To All the Boys I’ve Loved Before
by Jenny Han
Let this first entry in Han’s original trilogy serve as a stand-in for all six books I read; I vaguely remembered the story from the movie adaptation, but the earnest, uncertain narration of Lara Jean Covey won my affection from the start and reassured me somewhat as an author.
Four Videos
Presented in alphabetical order
All watched by me for the first time in 2025
A 2025 Rewatchables Mailbag
Channel: Ringer Movies
Any Big Picture movie draft or Rewatchables episode could slide in here, but I especially loved the “how the sausage is made” element of this episode, showcasing the work behind and affection for this pleasurable movie podcast.

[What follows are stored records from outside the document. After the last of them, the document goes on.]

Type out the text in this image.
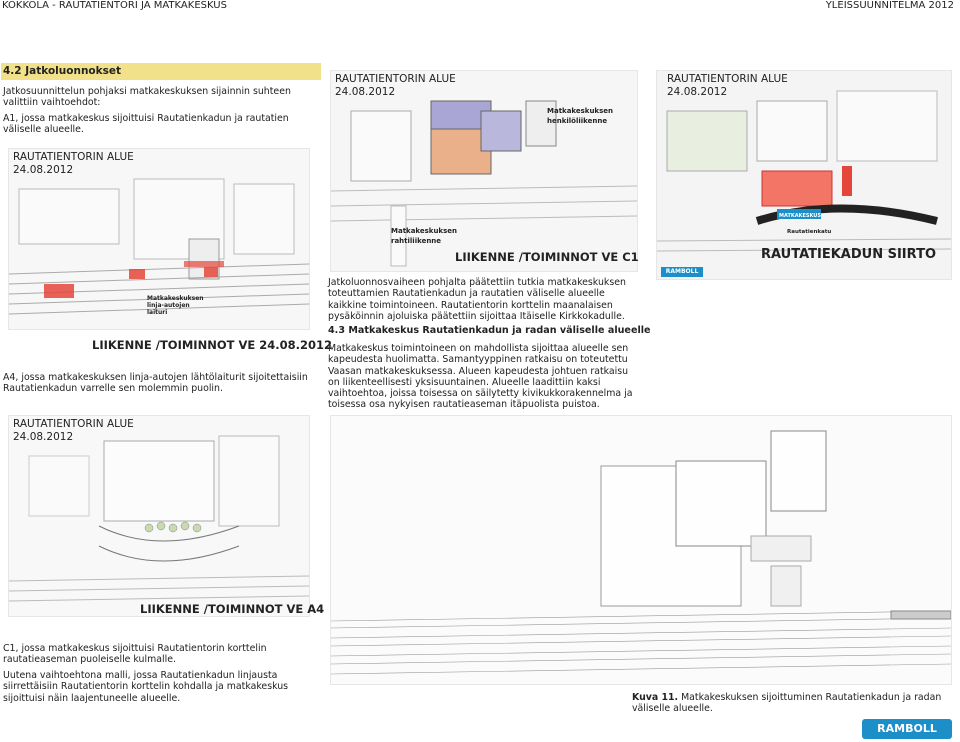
KOKKOLA - RAUTATIENTORI JA MATKAKESKUS	YLEISSUUNNITELMA 2012
4.2 Jatkoluonnokset

Jatkosuunnittelun pohjaksi matkakeskuksen sijainnin suhteen valittiin vaihtoehdot:

A1, jossa matkakeskus sijoittuisi Rautatienkadun ja rautatien väliselle alueelle.

RAUTATIENTORIN ALUE
24.08.2012
Matkakeskuksen linja-autojen laituri
LIIKENNE /TOIMINNOT VE 24.08.2012

A4, jossa matkakeskuksen linja-autojen lähtölaiturit sijoitettaisiin Rautatienkadun varrelle sen molemmin puolin.

RAUTATIENTORIN ALUE
24.08.2012
LIIKENNE /TOIMINNOT VE A4

C1, jossa matkakeskus sijoittuisi Rautatientorin korttelin rautatieaseman puoleiselle kulmalle.

Uutena vaihtoehtona malli, jossa Rautatienkadun linjausta siirrettäisiin Rautatientorin korttelin kohdalla ja matkakeskus sijoittuisi näin laajentuneelle alueelle.

RAUTATIENTORIN ALUE
24.08.2012
Matkakeskuksen henkilöliikenne
Matkakeskuksen rahtiliikenne
LIIKENNE /TOIMINNOT VE C1

Jatkoluonnosvaiheen pohjalta päätettiin tutkia matkakeskuksen toteuttamien Rautatienkadun ja rautatien väliselle alueelle kaikkine toimintoineen. Rautatientorin korttelin maanalaisen pysäköinnin ajoluiska päätettiin sijoittaa Itäiselle Kirkkokadulle.

4.3 Matkakeskus Rautatienkadun ja radan väliselle alueelle

Matkakeskus toimintoineen on mahdollista sijoittaa alueelle sen kapeudesta huolimatta. Samantyyppinen ratkaisu on toteutettu Vaasan matkakeskuksessa. Alueen kapeudesta johtuen ratkaisu on liikenteellisesti yksisuuntainen. Alueelle laadittiin kaksi vaihtoehtoa, joissa toisessa on säilytetty kivikukkorakennelma ja toisessa osa nykyisen rautatieaseman itäpuolista puistoa.

RAUTATIENTORIN ALUE
24.08.2012
MATKAKESKUS
Rautatienkatu
RAUTATIEKADUN SIIRTO
RAMBOLL
Kuva 11. Matkakeskuksen sijoittuminen Rautatienkadun ja radan väliselle alueelle.
RAMBOLL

Babygirl is a film about AI.
Channel: Emma Chang-Kredl
Babygirl perplexed me—and Chang-Kredl’s title suggested more of the same—but what could have been a convoluted argument about a specious hypothesis was compelling and convincing from start to finish.
The Story Behind This Perfectly Normal Photo
Channel: Jeffiot
As he’s done before, Jeffiot (with help) chases down the origins of another ubiquitous online asset, this time the Cooper Family Falling Body photo, and this lost artist documentary weaves together several competing mysteries in a supremely satisfying fashion.
WOULD YOU LIKE TO BUY A MATTRESS?
Channel: Secret Base
The funniest thing I’ve watched in 2025, this Jon Bois video about email marketing and mattresses cracked me up so much that I had to pause the video until I finished my dinner to avoid the risk of choking.
Three Shows
Presented in alphabetical order
All watched by me for the first time in 2025
Erased
I realized where this was going early and found the ending awkward, but I still enjoyed this 2016 limited anime series about a cartoonist dropped back in time to stop the murder of a childhood friend.
The Rehearsal (Season 2)
Nathan Fielder’s insincere schtick stokes an anxiety in me when it’s making jokes out of regular people, but this season, which focuses on FAA regulations and cockpit communication, is absorbing and moving in a way Fielder has only once2 before approached.
White Lotus (Seasons 1-3)
Watching at all means I caved to the zeitgeist, but I did enjoy the suspense in these stories about rich, unhappy people and murders at a luxury hotel chain.
Two Bands
Presented in alphabetical order
All listened to by me for the first time in 2025
Bleachers
Jack Antonoff co-writes wonderful songs with Taylor Swift, and to no one’s surprise but mine, he also writes wonderful songs for his band, whose rereleased first album, A Stranger Desired, became a regular listen almost immediately upon it finding me.
THEM
They’re responsible for my favorite song—“Vintage Jeans”—and music video of the year, and they’re the only band I’d travel to see playing live on a whim.
One Event
Presented in alphabetical order
All experienced by me in 2025
Seniors’ Last Day
There were other contenders, including the Steeplechase and the cricket tournament-slash-book talk, but this second-annual event marked an incomparable and emotional ending to not just one year of school with one cohort but three.
The regular newsletter will return on Sunday, July 6th.
And now back to cleaning.
Technically, Atropia has not been released yet. I watched it digitally during the Sundance Film Festival.
That instance: “Finding Frances”, the series finale of Nathan for You.